Meiotic recombination alters frequency and distribution of genetic variation, impacting genetics and evolution. In the budding yeast, DNA double strand breaks (DSBs) and D loops form either crossovers (COs) or non-crossovers (NCOs), which occur at many sites in the genome. Differences at the nucleotide level associated with COs and NCOs enable us to detect these recombination events and their distributions.

Results

We used high throughput sequencing to uncover over 46 thousand single nucleotide polymorphisms (SNPs) between two budding yeast strains and investigated meiotic recombinational events. We provided a detailed analysis of CO and NCO events, including number, size range, and distribution on chromosomes. We have detected 91 COs, very close to the average number from previous genetic studies, as well as 21 NCO events and mapped the positions of these events with high resolution. We have obtained DNA sequence-level evidence for a wide range of sizes of chromosomal regions involved in CO and NCO events.

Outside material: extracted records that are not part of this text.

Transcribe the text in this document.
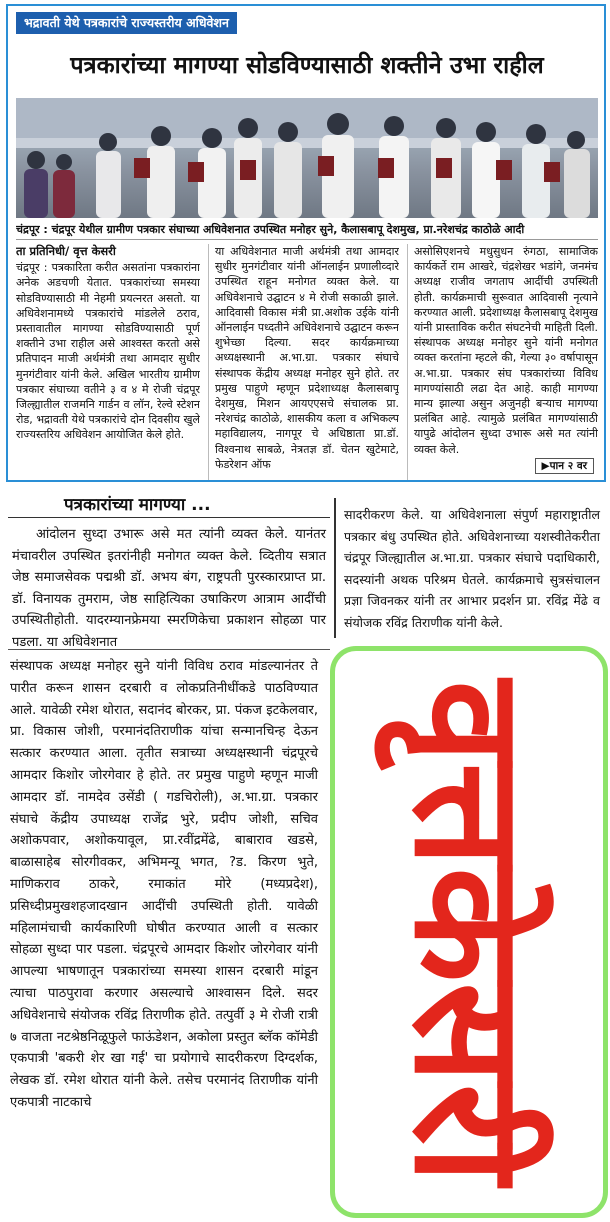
भद्रावती येथे पत्रकारांचे राज्यस्तरीय अधिवेशन
पत्रकारांच्या मागण्या सोडविण्यासाठी शक्तीने उभा राहील
चंद्रपूर : चंद्रपूर येथील ग्रामीण पत्रकार संघाच्या अधिवेशनात उपस्थित मनोहर सुने, कैलासबापू देशमुख, प्रा.नरेशचंद्र काठोळे आदी
ता प्रतिनिधी/ वृत्त केसरी
चंद्रपूर : पत्रकारिता करीत असतांना पत्रकारांना अनेक अडचणी येतात. पत्रकारांच्या समस्या सोडविण्यासाठी मी नेहमी प्रयत्नरत असतो. या अधिवेशनामध्ये पत्रकारांचे मांडलेले ठराव, प्रस्तावातील मागण्या सोडविण्यासाठी पूर्ण शक्तीने उभा राहील असे आश्वस्त करतो असे प्रतिपादन माजी अर्थमंत्री तथा आमदार सुधीर मुनगंटीवार यांनी केले. अखिल भारतीय ग्रामीण पत्रकार संघाच्या वतीने ३ व ४ मे रोजी चंद्रपूर जिल्ह्यातील राजमनि गार्डन व लॉन, रेल्वे स्टेशन रोड, भद्रावती येथे पत्रकारांचे दोन दिवसीय खुले राज्यस्तरिय अधिवेशन आयोजित केले होते.
या अधिवेशनात माजी अर्थमंत्री तथा आमदार सुधीर मुनगंटीवार यांनी ऑनलाईन प्रणालीव्दारे उपस्थित राहून मनोगत व्यक्त केले. या अधिवेशनाचे उद्घाटन ४ मे रोजी सकाळी झाले. आदिवासी विकास मंत्री प्रा.अशोक उईके यांनी ऑनलाईन पध्दतीने अधिवेशनाचे उद्घाटन करून शुभेच्छा दिल्या. सदर कार्यक्रमाच्या अध्यक्षस्थानी अ.भा.ग्रा. पत्रकार संघाचे संस्थापक केंद्रीय अध्यक्ष मनोहर सुने होते. तर प्रमुख पाहुणे म्हणून प्रदेशाध्यक्ष कैलासबापू देशमुख, मिशन आयएएसचे संचालक प्रा. नरेशचंद्र काठोळे, शासकीय कला व अभिकल्प महाविद्यालय, नागपूर चे अधिष्ठाता प्रा.डॉ. विश्वनाथ साबळे, नेत्रतज्ञ डॉ. चेतन खुटेमाटे, फेडरेशन ऑफ
असोसिएशनचे मधुसुधन रुंगठा, सामाजिक कार्यकर्ते राम आखरे, चंद्रशेखर भडांगे, जनमंच अध्यक्ष राजीव जगताप आदींची उपस्थिती होती. कार्यक्रमाची सुरूवात आदिवासी नृत्याने करण्यात आली. प्रदेशाध्यक्ष कैलासबापू देशमुख यांनी प्रास्ताविक करीत संघटनेची माहिती दिली. संस्थापक अध्यक्ष मनोहर सुने यांनी मनोगत व्यक्त करतांना म्हटले की, गेल्या ३० वर्षापासून अ.भा.ग्रा. पत्रकार संघ पत्रकारांच्या विविध मागण्यांसाठी लढा देत आहे. काही मागण्या मान्य झाल्या असुन अजुनही बऱ्याच मागण्या प्रलंबित आहे. त्यामुळे प्रलंबित मागण्यांसाठी यापुढे आंदोलन सुध्दा उभारू असे मत त्यांनी व्यक्त केले.
▶पान २ वर
पत्रकारांच्या मागण्या ...
आंदोलन सुध्दा उभारू असे मत त्यांनी व्यक्त केले. यानंतर मंचावरील उपस्थित इतरांनीही मनोगत व्यक्त केले. व्दितीय सत्रात जेष्ठ समाजसेवक पद्मश्री डॉ. अभय बंग, राष्ट्रपती पुरस्कारप्राप्त प्रा. डॉ. विनायक तुमराम, जेष्ठ साहित्यिका उषाकिरण आत्राम आदींची उपस्थितीहोती. यादरम्यानफ्रेमया स्मरणिकेचा प्रकाशन सोहळा पार पडला. या अधिवेशनात
सादरीकरण केले. या अधिवेशनाला संपुर्ण महाराष्ट्रातील पत्रकार बंधु उपस्थित होते. अधिवेशनाच्या यशस्वीतेकरीता चंद्रपूर जिल्ह्यातील अ.भा.ग्रा. पत्रकार संघाचे पदाधिकारी, सदस्यांनी अथक परिश्रम घेतले. कार्यक्रमाचे सुत्रसंचालन प्रज्ञा जिवनकर यांनी तर आभार प्रदर्शन प्रा. रविंद्र मेंढे व संयोजक रविंद्र तिराणीक यांनी केले.
संस्थापक अध्यक्ष मनोहर सुने यांनी विविध ठराव मांडल्यानंतर ते पारीत करून शासन दरबारी व लोकप्रतिनीधींकडे पाठविण्यात आले. यावेळी रमेश थोरात, सदानंद बोरकर, प्रा. पंकज इटकेलवार, प्रा. विकास जोशी, परमानंदतिराणीक यांचा सन्मानचिन्ह देऊन सत्कार करण्यात आला. तृतीत सत्राच्या अध्यक्षस्थानी चंद्रपूरचे आमदार किशोर जोरगेवार हे होते. तर प्रमुख पाहुणे म्हणून माजी आमदार डॉ. नामदेव उसेंडी ( गडचिरोली), अ.भा.ग्रा. पत्रकार संघाचे केंद्रीय उपाध्यक्ष राजेंद्र भुरे, प्रदीप जोशी, सचिव अशोकपवार, अशोकयावूल, प्रा.रवींद्रमेंढे, बाबाराव खडसे, बाळासाहेब सोरगीवकर, अभिमन्यू भगत, ?ड. किरण भुते, माणिकराव ठाकरे, रमाकांत मोरे (मध्यप्रदेश), प्रसिध्दीप्रमुखशहजादखान आदींची उपस्थिती होती. यावेळी महिलामंचाची कार्यकारिणी घोषीत करण्यात आली व सत्कार सोहळा सुध्दा पार पडला. चंद्रपूरचे आमदार किशोर जोरगेवार यांनी आपल्या भाषणातून पत्रकारांच्या समस्या शासन दरबारी मांडून त्याचा पाठपुरावा करणार असल्याचे आश्वासन दिले. सदर अधिवेशनाचे संयोजक रविंद्र तिराणीक होते. तत्पुर्वी ३ मे रोजी रात्री ७ वाजता नटश्रेष्ठनिळूफुले फाऊंडेशन, अकोला प्रस्तुत ब्लॅक कॉमेडी एकपात्री 'बकरी शेर खा गई' चा प्रयोगाचे सादरीकरण दिग्दर्शक, लेखक डॉ. रमेश थोरात यांनी केले. तसेच परमानंद तिराणीक यांनी एकपात्री नाटकाचे	वृत्तकेसरी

We show that a large fraction of the COs are accompanied by gene conversion (GC), indicating that meiotic recombination changes allelic frequencies, in addition to redistributing existing genetic variations.

Conclusion

This work is the first reported study of meiotic recombination using high throughput sequencing technologies. Our results show that high-throughput sequencing is a sensitive method to uncover at single-base resolution details of CO and NCO events, including some complex patterns, providing new clues about the mechanism of this fundamental process.